Wenn Sie bereit sind, Sequenzierungsfehler zu ignorieren, können Sie die CIGAR-Zeichenfolge oder das MD-Tag überprüfen, die beide Informationen zur Ausrichtung enthalten

Die Zeichenfolge CIGAR enthält Details zu Einfügungen, Löschungen, Ausschnitten, Übereinstimmungen und Nichtübereinstimmungen. Aus dem Genomanalyse-Wiki,

Die Sequenz, die an einer Referenz ausgerichtet ist, enthält möglicherweise zusätzliche Basen, die nicht in der Referenz enthalten sind, oder es fehlen möglicherweise Basen, die in der Referenz enthalten sind. Die CIGAR-Zeichenfolge ist eine Folge von Basislängen und der zugehörigen Operation. Sie werden verwendet, um Dinge anzuzeigen, wie z. B. welche Basen mit der Referenz übereinstimmen (entweder eine Übereinstimmung oder eine Nichtübereinstimmung), aus der Referenz gelöscht werden und Einfügungen sind, die nicht in der Referenz enthalten sind. Zum Beispiel:

  RefPos: 1 2 3 4 5 6 7 8 9 10 11 12 13 14 15 16 17 18 19Referenz: CCATACTGAACTGACTAA CRead: ACTAGAATGGC Mit der obigen Ausrichtung erhalten Sie : POS: 5CIGAR: 3M1I3M1D5M  

Die häufigste Verwendung der CIGAR-Zeichenfolge verwendet M (Übereinstimmung / Nichtübereinstimmung), I (Einfügen), D (Löschen), S (Soft Clipping) und H. (hartes Abschneiden). Beachten Sie, dass = (Übereinstimmung) und X (Nichtübereinstimmung) als Alternativen zum weniger informativen M verfügbar sind, jedoch weniger häufig verwendet werden.

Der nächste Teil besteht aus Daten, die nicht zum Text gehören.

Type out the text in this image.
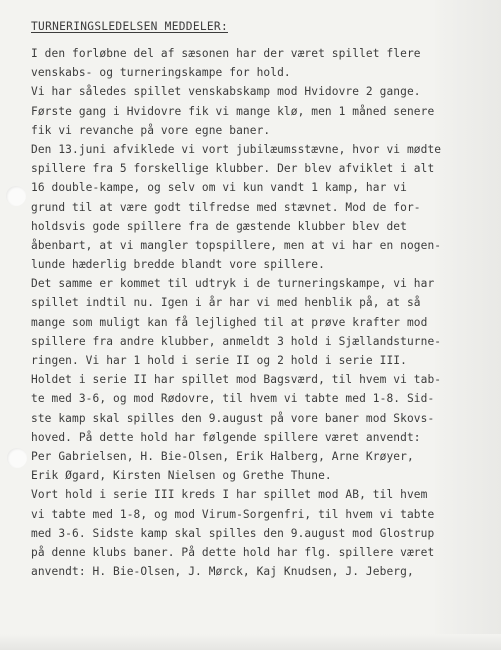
TURNERINGSLEDELSEN MEDDELER:
I den forløbne del af sæsonen har der været spillet flere
venskabs- og turneringskampe for hold.
Vi har således spillet venskabskamp mod Hvidovre 2 gange.
Første gang i Hvidovre fik vi mange klø, men 1 måned senere
fik vi revanche på vore egne baner.
Den 13.juni afviklede vi vort jubilæumsstævne, hvor vi mødte
spillere fra 5 forskellige klubber. Der blev afviklet i alt
16 double-kampe, og selv om vi kun vandt 1 kamp, har vi
grund til at være godt tilfredse med stævnet. Mod de for-
holdsvis gode spillere fra de gæstende klubber blev det
åbenbart, at vi mangler topspillere, men at vi har en nogen-
lunde hæderlig bredde blandt vore spillere.
Det samme er kommet til udtryk i de turneringskampe, vi har
spillet indtil nu. Igen i år har vi med henblik på, at så
mange som muligt kan få lejlighed til at prøve krafter mod
spillere fra andre klubber, anmeldt 3 hold i Sjællandsturne-
ringen. Vi har 1 hold i serie II og 2 hold i serie III.
Holdet i serie II har spillet mod Bagsværd, til hvem vi tab-
te med 3-6, og mod Rødovre, til hvem vi tabte med 1-8. Sid-
ste kamp skal spilles den 9.august på vore baner mod Skovs-
hoved. På dette hold har følgende spillere været anvendt:
Per Gabrielsen, H. Bie-Olsen, Erik Halberg, Arne Krøyer,
Erik Øgard, Kirsten Nielsen og Grethe Thune.
Vort hold i serie III kreds I har spillet mod AB, til hvem
vi tabte med 1-8, og mod Virum-Sorgenfri, til hvem vi tabte
med 3-6. Sidste kamp skal spilles den 9.august mod Glostrup
på denne klubs baner. På dette hold har flg. spillere været
anvendt: H. Bie-Olsen, J. Mørck, Kaj Knudsen, J. Jeberg,
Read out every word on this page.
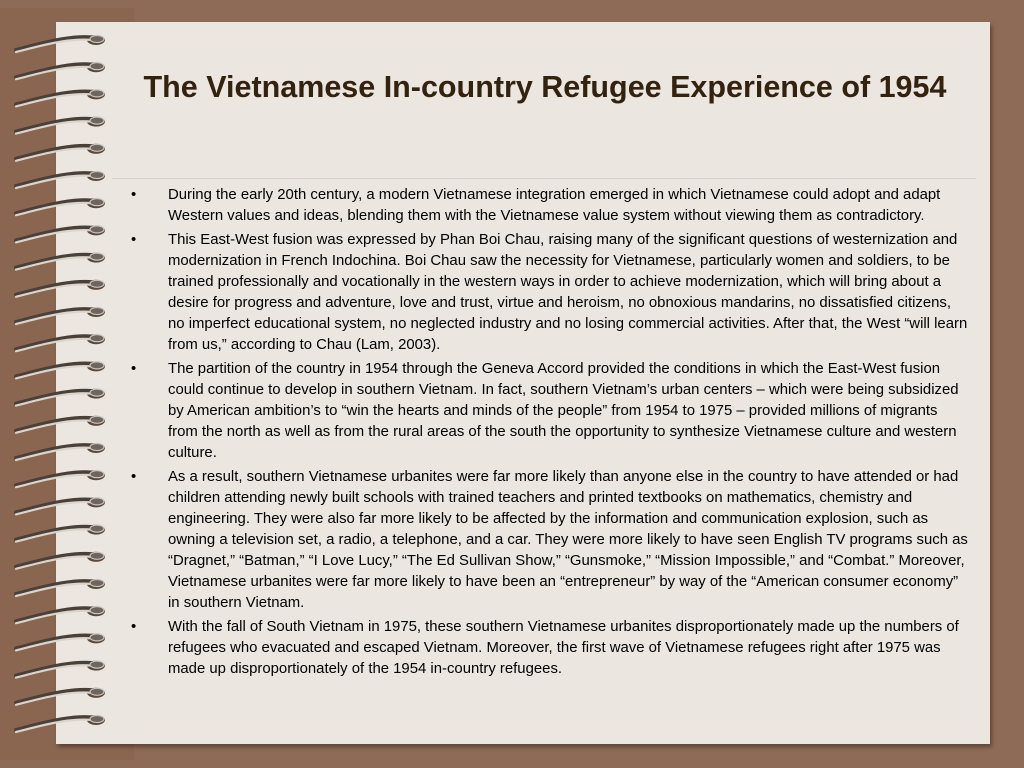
The Vietnamese In-country Refugee Experience of 1954
•	During the early 20th century, a modern Vietnamese integration emerged in which Vietnamese could adopt and adapt Western values and ideas, blending them with the Vietnamese value system without viewing them as contradictory.
•	This East-West fusion was expressed by Phan Boi Chau, raising many of the significant questions of westernization and modernization in French Indochina. Boi Chau saw the necessity for Vietnamese, particularly women and soldiers, to be trained professionally and vocationally in the western ways in order to achieve modernization, which will bring about a desire for progress and adventure, love and trust, virtue and heroism, no obnoxious mandarins, no dissatisfied citizens, no imperfect educational system, no neglected industry and no losing commercial activities. After that, the West “will learn from us,” according to Chau (Lam, 2003).
•	The partition of the country in 1954 through the Geneva Accord provided the conditions in which the East-West fusion could continue to develop in southern Vietnam. In fact, southern Vietnam’s urban centers – which were being subsidized by American ambition’s to “win the hearts and minds of the people” from 1954 to 1975 – provided millions of migrants from the north as well as from the rural areas of the south the opportunity to synthesize Vietnamese culture and western culture.
•	As a result, southern Vietnamese urbanites were far more likely than anyone else in the country to have attended or had children attending newly built schools with trained teachers and printed textbooks on mathematics, chemistry and engineering. They were also far more likely to be affected by the information and communication explosion, such as owning a television set, a radio, a telephone, and a car. They were more likely to have seen English TV programs such as “Dragnet,” “Batman,” “I Love Lucy,” “The Ed Sullivan Show,” “Gunsmoke,” “Mission Impossible,” and “Combat.” Moreover, Vietnamese urbanites were far more likely to have been an “entrepreneur” by way of the “American consumer economy” in southern Vietnam.
•	With the fall of South Vietnam in 1975, these southern Vietnamese urbanites disproportionately made up the numbers of refugees who evacuated and escaped Vietnam. Moreover, the first wave of Vietnamese refugees right after 1975 was made up disproportionately of the 1954 in-country refugees.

Das MD-Tag enthält spezifische Details zu Nichtübereinstimmungen und Löschungen. Aus der SAMtools-Tags-Spezifikation,

Das MD-Feld zielt darauf ab, SNP / Indel-Aufrufe zu erreichen, ohne auf die Referenz zu achten. Beispielsweise bedeutet eine Zeichenfolge "10A5 ^ AC6", dass von der Referenzbasis ganz links in der Ausrichtung 10 Übereinstimmungen gefolgt von einem A auf der Referenz vorhanden sind, das sich von der ausgerichteten Lesebasis unterscheidet. Die nächsten 5 Referenzbasen sind Übereinstimmungen, gefolgt von einer 2-bp-Löschung aus der Referenz. die gelöschte Sequenz ist AC; Die letzten 6 Basen sind Streichhölzer. Das MD-Feld sollte mit der CIGAR-Zeichenfolge übereinstimmen.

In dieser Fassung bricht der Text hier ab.